Though the cruise line retired three other ships during this period, it kept the two original "Love Boats," the Island Princess and the Pacific Princess, in operation. The Island Princess, in fact, was scheduled to offer Princess's first-ever world cruise, a 64-day trip from Rome to San Francisco beginning in March 1998.

Princess was not the only leading line building mammoth cruisers in the 1990s. Industry leaders Carnival and Royal Caribbean were also busy ordering 100,000-ton-plus vessels, continually upping the stakes in the battle to build the biggest boats. These across-the-board capacity increases kept the Big Three's market shares fairly constant throughout the 1990s, maintaining a high level of competition among the top rivals. In fact, while Princess doubled its berths in the last decade of the 20th century, Carnival Corp. increased its capacity by more than 450 percent and Royal Caribbean boosted its volume by nearly 370 percent.

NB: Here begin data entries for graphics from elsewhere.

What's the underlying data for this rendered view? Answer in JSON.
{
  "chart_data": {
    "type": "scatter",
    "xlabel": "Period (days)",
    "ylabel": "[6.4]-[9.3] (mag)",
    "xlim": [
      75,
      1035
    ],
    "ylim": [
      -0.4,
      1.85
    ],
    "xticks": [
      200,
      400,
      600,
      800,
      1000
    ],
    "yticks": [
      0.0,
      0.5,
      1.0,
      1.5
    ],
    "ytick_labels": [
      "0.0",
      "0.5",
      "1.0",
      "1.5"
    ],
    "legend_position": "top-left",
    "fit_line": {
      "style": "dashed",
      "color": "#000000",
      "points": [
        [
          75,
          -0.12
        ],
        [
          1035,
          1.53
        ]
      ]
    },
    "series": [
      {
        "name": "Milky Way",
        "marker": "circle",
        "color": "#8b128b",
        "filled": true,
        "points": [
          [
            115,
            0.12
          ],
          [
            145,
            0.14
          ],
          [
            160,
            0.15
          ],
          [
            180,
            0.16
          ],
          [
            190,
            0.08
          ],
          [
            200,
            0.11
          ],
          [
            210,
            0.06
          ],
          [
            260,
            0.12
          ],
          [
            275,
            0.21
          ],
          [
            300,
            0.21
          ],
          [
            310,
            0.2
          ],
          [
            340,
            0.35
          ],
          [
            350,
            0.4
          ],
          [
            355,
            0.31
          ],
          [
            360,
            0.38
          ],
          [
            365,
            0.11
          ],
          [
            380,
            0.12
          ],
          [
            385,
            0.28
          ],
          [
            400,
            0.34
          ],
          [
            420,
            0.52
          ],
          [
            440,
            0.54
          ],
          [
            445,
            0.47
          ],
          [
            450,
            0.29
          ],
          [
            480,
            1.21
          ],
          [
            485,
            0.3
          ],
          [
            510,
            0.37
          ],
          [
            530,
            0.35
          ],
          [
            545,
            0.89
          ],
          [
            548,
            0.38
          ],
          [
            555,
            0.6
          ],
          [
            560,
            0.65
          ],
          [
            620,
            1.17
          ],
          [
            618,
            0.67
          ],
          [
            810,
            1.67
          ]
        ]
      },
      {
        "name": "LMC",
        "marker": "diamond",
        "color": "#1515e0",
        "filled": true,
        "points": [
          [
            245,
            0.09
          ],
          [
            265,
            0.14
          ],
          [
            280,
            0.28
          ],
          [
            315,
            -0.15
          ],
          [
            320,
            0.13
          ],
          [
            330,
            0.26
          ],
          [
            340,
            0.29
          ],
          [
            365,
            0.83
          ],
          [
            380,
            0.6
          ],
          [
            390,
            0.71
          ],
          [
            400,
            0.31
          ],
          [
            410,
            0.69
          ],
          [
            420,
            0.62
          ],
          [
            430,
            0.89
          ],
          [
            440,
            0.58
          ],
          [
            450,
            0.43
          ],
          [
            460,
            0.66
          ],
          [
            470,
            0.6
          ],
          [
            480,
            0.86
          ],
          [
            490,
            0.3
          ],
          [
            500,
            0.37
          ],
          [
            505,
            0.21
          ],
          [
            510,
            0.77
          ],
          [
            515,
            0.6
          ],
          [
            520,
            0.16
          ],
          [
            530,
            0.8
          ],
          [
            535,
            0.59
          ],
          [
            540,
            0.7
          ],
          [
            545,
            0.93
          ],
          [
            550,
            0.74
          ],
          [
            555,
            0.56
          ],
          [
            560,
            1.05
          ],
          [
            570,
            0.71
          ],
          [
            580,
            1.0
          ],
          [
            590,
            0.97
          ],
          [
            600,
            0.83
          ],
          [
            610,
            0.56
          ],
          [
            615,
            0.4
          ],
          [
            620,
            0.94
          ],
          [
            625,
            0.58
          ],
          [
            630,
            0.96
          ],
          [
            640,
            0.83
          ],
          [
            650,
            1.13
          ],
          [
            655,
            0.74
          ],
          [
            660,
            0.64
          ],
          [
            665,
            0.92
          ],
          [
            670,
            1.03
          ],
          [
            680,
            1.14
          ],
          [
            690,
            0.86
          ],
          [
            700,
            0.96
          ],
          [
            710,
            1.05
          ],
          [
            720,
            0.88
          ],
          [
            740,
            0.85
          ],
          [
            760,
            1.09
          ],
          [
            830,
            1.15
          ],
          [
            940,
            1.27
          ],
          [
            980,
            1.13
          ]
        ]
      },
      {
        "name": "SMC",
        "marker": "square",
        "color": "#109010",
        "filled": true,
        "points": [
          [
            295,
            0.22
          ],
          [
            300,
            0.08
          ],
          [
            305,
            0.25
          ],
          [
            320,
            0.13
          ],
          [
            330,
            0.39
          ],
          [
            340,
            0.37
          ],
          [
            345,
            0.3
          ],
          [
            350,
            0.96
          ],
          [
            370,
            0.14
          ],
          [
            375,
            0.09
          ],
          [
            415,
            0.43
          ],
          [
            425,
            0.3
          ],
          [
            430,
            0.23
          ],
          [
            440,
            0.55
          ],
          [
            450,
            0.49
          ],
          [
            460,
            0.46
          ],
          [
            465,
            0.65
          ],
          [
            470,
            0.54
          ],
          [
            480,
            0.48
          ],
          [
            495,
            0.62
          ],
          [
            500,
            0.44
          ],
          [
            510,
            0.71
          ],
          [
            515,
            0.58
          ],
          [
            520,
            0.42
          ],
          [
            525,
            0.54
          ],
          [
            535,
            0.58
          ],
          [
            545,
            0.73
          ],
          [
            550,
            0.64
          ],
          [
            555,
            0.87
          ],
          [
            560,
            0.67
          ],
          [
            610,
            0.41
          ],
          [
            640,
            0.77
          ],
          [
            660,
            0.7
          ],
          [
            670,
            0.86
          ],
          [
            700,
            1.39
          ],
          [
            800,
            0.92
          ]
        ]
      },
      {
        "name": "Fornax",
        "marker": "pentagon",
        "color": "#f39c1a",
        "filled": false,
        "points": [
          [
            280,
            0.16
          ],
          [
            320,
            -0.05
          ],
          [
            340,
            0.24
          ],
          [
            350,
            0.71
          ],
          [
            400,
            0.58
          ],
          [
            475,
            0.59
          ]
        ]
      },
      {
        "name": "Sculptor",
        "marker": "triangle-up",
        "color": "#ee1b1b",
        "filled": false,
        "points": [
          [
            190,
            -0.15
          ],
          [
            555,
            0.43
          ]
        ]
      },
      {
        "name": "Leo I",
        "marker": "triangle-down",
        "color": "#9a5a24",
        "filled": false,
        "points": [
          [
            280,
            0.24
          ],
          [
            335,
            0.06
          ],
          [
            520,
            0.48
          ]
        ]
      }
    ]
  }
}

Princess distinguished itself among its competitors with technological and marketing innovations during this period. The company developed sophisticated in-house booking, reservation, and management information systems and cooperated in the creation of tourist agency networks like Apollo, Sabre, and Worldspan. In 1997 Princess won praise for its introduction of a unique financing package dubbed the "Love Boat Loan." Though it charged anywhere from 14.9 percent to 26.9 percent interest, the program allowed vacationers to finance the cost of a cruise for up to 48 months.

The cruise line suffered a black eye in 1991, when two passengers videotaped a Princess employee dumping bags of garbage into the ocean off the Florida Keys. Worse than the $500,000 fine was the public relations scandal that followed. Princess was able to redeem itself by inaugurating a comprehensive waste management program dubbed "Planet Princess." Within just a few years, the line had won praise from some of the cruise industry's biggest environmental critics, including the Center for Marine Conservation.

By the mid-1990s only seven percent of Americans had taken a cruise, leading many in the industry--including executives at Princess&mdashø conclude that there remained a large untapped market of potential cruisers. In March 1997 a spokesman for Princess told Travel Weekly, "We [in the cruise industry] are about to enter an era of dramatic prosperity--a great boom and upswing in the economy." Princess appeared amply prepared to accommodate that boom.